In the eyes of men, manhood is an elusive quality: easy to lose and hard to regain. And aggression is a prime tactic used when a attempting to regain it.

In a trio of tests, psychologist Jennifer K. Bossson, Ph.D. gave men the decidedly unmanly task of braiding hair and recorded its effects on them.

Men were offered the choice of punching a bag or doing a puzzle. The hair braiders overwhelmingly opted for the punching bag.

In the first test, half the men braided hair, while the other half did the more gender-neutral, less threatening task of braiding rope. Afterwards, the men were offered the choice of punching a bag or doing a puzzle. The hair braiders overwhelmingly opted for the punching bag. In a similar test, some men braided hair and others did not. Afterwards, all were told to punch the bag. The men who had braided hair punched harder.

Finally, a test was set up where all the men braided hair. Afterwards, only some were allowed to punch the bag. When then given an anxiety test, the non-punchers tested as more anxious.

To Dr. Bosson, an associate professor of psychology at South Florida University, this adds up to hair braiding threatening masculinity and aggression helping to restore it or at least the feeling of it.

In related study she attempted to reveal some of men's inner thinking on manhood. Both men and women were given mock police reports where either a man or woman hit someone of their own sex after being taunted about their manhood (or womanhood). The subjects were then asked their thoughts about the attacker's motivation.

When the attack was between women, both male and female subjects attributed it to character traits, such as immaturity. When the attack was between men, the woman participants still attributed it to character traits. But the male participants tended to say that the aggressor was provoked and the attack stemmed from him defending his manhood.

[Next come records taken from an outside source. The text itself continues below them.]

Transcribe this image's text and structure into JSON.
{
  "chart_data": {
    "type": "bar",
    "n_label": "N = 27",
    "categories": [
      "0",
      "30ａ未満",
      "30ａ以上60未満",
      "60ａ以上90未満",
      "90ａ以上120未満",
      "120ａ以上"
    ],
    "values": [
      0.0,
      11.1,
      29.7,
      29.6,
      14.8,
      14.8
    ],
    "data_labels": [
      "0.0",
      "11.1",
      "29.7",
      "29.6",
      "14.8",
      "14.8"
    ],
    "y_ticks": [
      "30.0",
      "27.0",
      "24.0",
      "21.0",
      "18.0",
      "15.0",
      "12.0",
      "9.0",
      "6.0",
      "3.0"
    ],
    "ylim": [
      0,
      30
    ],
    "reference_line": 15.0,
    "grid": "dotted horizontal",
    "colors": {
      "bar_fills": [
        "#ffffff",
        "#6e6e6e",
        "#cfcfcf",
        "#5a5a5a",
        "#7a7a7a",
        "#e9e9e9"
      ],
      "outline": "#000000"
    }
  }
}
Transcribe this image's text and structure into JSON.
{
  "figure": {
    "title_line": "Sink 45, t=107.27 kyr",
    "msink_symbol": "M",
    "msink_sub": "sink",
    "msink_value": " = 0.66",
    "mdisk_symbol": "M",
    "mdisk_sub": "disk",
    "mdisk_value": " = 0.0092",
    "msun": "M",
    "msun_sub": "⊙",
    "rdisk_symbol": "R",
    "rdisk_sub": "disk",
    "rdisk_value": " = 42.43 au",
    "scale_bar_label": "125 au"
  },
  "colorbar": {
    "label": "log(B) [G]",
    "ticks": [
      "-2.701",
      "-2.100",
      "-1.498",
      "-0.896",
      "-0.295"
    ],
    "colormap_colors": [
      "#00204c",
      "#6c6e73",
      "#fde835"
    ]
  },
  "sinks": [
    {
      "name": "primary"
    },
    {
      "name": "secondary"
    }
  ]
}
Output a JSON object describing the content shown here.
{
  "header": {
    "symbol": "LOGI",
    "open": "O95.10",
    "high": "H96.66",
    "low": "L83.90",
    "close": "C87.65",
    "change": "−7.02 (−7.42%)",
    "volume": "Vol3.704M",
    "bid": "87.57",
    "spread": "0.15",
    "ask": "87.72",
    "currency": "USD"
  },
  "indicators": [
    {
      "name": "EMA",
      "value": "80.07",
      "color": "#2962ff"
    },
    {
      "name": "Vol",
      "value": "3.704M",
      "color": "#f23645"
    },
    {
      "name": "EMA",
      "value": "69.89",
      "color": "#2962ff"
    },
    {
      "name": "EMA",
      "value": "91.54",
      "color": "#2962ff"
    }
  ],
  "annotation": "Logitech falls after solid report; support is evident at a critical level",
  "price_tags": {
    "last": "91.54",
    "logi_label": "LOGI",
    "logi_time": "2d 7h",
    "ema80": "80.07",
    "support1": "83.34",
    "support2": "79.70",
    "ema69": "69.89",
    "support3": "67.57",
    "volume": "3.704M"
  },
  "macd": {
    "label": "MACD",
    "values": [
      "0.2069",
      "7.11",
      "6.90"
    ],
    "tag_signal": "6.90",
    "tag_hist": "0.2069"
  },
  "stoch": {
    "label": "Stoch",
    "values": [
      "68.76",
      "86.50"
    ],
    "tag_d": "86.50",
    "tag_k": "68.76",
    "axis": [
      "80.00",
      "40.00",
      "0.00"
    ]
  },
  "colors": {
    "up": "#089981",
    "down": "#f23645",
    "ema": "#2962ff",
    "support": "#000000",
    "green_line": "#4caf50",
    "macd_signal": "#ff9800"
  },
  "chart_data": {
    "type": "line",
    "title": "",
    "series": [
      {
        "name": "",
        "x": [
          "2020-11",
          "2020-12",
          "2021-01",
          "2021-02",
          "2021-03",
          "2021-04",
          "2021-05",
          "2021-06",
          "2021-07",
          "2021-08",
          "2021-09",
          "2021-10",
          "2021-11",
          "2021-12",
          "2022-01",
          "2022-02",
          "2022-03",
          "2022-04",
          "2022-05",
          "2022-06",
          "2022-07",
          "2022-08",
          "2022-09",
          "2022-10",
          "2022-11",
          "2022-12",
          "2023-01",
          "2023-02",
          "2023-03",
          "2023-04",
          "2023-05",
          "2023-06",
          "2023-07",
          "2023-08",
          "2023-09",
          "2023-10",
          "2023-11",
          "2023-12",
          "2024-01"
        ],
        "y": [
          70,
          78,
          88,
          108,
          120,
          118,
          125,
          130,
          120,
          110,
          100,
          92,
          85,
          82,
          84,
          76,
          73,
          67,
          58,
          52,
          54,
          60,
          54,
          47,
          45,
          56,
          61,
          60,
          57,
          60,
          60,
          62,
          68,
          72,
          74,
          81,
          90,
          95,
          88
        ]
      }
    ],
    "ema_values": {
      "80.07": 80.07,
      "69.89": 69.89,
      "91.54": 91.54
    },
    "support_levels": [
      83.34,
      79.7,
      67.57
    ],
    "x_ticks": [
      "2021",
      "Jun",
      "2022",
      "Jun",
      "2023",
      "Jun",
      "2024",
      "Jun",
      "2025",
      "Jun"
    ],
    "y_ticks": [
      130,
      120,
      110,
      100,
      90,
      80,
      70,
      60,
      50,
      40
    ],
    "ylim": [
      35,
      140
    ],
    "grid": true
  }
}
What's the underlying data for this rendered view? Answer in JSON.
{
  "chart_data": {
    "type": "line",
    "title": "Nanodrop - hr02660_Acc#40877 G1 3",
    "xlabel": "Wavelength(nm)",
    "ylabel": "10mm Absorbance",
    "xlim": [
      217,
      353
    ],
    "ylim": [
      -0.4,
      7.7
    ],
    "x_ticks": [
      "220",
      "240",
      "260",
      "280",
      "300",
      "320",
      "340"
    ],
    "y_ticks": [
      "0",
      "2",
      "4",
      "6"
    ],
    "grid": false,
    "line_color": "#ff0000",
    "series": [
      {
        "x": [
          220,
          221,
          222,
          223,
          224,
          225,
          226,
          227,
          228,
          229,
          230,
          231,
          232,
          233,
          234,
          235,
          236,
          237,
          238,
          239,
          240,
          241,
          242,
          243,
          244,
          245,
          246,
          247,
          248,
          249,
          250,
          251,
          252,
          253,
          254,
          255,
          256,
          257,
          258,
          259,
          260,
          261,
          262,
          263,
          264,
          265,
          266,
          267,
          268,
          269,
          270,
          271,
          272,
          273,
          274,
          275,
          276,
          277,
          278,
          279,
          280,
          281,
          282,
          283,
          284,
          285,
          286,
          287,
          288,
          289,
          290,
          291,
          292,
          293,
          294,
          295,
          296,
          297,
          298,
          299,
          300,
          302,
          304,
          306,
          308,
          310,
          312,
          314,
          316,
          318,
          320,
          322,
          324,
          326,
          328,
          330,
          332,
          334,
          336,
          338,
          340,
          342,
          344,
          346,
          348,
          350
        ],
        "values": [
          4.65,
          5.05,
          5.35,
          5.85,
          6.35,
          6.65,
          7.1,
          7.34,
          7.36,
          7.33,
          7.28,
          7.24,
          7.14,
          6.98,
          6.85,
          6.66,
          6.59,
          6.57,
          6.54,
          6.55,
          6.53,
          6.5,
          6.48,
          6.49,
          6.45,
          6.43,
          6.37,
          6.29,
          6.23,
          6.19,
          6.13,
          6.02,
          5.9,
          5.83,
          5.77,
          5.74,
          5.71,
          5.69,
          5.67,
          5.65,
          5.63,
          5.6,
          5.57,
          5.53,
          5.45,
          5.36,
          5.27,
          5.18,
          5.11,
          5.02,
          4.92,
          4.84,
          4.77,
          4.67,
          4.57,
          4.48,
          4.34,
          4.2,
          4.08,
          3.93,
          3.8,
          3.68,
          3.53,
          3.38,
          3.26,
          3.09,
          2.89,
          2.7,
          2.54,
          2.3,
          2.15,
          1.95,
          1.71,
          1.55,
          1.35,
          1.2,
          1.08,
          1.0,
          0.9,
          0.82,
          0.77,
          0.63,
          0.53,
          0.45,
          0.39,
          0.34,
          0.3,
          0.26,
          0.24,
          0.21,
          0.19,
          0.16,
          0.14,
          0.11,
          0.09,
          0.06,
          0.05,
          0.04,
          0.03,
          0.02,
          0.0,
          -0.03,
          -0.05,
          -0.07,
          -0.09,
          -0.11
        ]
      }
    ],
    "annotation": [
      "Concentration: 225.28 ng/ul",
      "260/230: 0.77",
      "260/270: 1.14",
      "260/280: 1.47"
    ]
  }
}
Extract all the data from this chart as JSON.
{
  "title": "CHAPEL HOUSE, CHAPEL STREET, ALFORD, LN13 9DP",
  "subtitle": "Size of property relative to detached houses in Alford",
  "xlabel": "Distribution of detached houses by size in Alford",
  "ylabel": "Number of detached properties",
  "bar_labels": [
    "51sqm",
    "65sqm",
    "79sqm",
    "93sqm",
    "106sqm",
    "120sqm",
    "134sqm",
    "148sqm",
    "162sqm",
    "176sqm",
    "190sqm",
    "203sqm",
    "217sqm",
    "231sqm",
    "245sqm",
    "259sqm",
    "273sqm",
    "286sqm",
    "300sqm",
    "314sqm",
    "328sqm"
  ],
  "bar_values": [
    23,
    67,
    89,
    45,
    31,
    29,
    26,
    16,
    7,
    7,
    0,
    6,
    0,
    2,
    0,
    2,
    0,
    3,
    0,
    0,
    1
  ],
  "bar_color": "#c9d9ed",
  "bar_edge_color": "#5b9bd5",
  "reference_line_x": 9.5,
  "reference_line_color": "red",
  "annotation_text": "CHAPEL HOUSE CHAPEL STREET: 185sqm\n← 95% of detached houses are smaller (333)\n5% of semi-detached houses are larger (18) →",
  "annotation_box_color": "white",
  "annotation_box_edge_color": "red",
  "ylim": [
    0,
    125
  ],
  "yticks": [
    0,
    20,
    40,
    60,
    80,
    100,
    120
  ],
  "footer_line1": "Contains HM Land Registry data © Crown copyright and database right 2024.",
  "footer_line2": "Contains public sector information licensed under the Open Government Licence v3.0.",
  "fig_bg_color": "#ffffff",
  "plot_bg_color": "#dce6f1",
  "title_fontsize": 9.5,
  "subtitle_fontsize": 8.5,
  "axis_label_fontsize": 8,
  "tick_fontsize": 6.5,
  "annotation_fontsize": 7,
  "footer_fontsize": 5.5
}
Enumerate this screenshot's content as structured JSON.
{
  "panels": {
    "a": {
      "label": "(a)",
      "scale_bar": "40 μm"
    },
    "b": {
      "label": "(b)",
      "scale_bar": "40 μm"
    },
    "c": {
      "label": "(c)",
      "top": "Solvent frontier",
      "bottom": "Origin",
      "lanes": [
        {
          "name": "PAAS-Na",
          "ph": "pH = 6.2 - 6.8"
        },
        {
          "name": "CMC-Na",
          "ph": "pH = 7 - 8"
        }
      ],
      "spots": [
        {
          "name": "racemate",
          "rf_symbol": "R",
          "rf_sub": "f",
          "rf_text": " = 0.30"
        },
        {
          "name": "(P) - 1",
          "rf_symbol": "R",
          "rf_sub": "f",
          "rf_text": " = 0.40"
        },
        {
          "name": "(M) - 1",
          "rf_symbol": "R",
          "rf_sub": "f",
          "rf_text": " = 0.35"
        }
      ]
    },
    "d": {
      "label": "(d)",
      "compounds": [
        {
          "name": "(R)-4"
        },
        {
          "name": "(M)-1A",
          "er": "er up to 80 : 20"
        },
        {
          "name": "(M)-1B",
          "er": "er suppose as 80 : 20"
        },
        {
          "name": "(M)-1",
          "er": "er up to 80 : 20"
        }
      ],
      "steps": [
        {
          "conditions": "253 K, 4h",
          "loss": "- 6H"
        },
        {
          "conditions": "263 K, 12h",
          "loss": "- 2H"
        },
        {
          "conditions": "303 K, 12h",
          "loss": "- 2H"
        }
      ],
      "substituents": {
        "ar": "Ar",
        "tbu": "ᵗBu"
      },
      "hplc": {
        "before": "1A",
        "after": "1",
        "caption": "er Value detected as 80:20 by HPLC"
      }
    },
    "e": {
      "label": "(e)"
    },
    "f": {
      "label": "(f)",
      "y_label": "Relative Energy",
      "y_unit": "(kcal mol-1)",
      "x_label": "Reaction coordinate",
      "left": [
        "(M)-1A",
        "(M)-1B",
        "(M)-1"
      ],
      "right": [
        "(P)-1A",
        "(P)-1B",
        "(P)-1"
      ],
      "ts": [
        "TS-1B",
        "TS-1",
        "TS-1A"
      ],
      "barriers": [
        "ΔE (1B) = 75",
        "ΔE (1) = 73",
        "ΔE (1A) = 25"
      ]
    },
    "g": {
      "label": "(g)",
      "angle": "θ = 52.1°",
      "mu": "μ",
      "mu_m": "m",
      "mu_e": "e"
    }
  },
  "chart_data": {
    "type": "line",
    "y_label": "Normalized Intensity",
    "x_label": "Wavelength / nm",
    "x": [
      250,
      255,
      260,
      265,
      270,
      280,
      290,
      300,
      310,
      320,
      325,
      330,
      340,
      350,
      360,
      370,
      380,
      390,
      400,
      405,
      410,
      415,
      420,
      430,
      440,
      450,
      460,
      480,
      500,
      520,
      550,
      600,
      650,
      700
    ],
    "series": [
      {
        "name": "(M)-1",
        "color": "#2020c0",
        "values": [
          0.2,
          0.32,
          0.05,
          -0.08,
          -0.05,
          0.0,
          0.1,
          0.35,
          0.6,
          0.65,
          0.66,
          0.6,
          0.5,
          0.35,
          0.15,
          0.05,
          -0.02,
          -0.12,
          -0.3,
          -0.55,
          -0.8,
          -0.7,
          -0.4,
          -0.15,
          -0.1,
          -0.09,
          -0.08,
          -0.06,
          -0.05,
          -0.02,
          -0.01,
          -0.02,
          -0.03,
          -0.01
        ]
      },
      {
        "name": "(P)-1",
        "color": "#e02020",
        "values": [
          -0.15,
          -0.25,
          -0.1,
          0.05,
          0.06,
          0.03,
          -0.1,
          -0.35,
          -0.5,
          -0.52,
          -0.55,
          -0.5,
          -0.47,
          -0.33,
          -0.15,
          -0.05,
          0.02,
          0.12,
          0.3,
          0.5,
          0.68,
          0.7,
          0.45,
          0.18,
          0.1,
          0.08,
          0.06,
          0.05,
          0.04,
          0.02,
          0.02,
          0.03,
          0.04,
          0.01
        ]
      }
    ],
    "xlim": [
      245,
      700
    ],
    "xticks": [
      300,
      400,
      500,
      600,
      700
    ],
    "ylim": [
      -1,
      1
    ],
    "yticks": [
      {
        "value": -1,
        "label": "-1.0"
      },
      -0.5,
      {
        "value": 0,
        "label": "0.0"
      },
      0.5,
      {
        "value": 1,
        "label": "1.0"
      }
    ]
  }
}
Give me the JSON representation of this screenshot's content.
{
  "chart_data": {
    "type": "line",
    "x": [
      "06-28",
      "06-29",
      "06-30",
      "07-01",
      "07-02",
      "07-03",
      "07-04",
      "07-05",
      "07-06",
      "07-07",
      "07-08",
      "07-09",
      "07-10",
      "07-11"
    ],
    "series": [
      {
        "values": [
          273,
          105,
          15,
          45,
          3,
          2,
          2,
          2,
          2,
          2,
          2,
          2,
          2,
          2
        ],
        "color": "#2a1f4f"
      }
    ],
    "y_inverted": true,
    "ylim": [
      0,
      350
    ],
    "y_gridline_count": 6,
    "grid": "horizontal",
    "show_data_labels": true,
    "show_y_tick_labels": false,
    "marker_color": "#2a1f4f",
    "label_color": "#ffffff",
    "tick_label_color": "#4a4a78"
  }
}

Bosson takes this as evidence that it is men, not women who are preoccupied with manhood and such tough judges of its lack or loss.

By this type of thinking, women are born female and can only lose their femininity by biological processes such as menopause. For them, gender is essentially biological. But men can lose their manhood through their actions (such as hair braiding) — their gender has a social component every bit as important as the biological one.

Studies like these have changed how Dr. Bosson views men. "When I was younger I felt annoyed by my male friends who would refuse to hold a pocketbook or say whether they thought another man was attractive. I thought it was a personal shortcoming that they were so anxious about their manhood. Now I feel much more sympathy for men."

An article on the studies appears in the April 2011 issue of Current Directions in Psychological Science.